Я загадываю: если поставит на проигрыватель пластинку с современной музыкой, ничего у нас с ней не получится, а если классическую, то все будет великолепно… Или нет, если легкая музыка — родится девочка, а серьезная — мальчик…
Послышалось шипение и легкое потрескивание. Хотя я человек не суеверный, по почемуто весь напрягся, даже от скрытого волнения услышал торопливый сгук своего сердца.
Полилась нежная мелодия. Концерт для скрипки и фортепиано Моцарта… Мои губы сами собой складываются в счастливую улыбку.
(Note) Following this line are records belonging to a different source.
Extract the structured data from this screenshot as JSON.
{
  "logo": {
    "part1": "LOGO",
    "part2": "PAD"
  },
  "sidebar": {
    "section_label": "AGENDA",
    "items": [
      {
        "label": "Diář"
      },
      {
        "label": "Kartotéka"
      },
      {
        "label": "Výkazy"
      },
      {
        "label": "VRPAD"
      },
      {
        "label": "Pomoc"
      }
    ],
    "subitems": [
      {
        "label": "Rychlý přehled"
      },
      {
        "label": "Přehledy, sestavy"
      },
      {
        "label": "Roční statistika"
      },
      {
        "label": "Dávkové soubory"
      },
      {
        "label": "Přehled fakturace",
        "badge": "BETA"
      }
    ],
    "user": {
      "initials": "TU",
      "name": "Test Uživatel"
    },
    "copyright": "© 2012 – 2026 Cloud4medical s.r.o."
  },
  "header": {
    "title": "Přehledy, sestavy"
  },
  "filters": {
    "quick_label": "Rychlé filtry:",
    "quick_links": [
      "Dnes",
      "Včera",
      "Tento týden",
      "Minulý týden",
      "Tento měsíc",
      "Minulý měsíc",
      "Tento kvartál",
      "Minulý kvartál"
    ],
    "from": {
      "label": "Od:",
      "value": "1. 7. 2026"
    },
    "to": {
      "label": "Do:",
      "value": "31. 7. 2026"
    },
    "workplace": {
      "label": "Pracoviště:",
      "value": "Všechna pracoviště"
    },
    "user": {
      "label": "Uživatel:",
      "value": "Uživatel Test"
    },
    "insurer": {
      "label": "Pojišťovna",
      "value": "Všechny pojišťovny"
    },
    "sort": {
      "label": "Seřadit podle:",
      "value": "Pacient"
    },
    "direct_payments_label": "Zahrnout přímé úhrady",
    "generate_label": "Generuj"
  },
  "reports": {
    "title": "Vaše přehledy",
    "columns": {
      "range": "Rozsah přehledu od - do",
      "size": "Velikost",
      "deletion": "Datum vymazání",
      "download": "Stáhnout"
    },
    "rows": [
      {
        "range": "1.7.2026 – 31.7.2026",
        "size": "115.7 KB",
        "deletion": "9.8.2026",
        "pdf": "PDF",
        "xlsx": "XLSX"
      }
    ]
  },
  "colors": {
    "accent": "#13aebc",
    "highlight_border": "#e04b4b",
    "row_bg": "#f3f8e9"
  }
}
Теперь я твердо верю, что у нас с Юлькой действительно все будет хорошо. Родится у нас сын, и назову я его Германом… Я сразу заметил сегодня: она пришла ко мне какая-то не совсем обычная. Не то чтобы изменилась, но вроде бы стала немного мягче и женственней. В голову лезут глупые счастливые мысли, что теперь нас в квартире не двое, а трое…
Я задумчиво смотрю на Юльку. Стоя на месте, они плавно покачивается в такт музыке. Линии ее тела безупречны. Я всегда отдаю себе отчет, что такая женщина способна любому мужчине вскружить голову. Но я знаю и другое: очень трудно вскружить голову самой Юльке… Редкая девушка так безразлично относится к своей внешности, как Юлька. Она неделями может не вылезать из своих джинсов и мужской рубашки, почти не красит губы и не пользуется косметикой, не мудрит с прической, а из таких роскошных волос можно любую соорудить, не торчит часами перед зеркалом и не мажется. Она и так красива. И в красоте ее что-то дикое, первобытное, как в купринской Олесе.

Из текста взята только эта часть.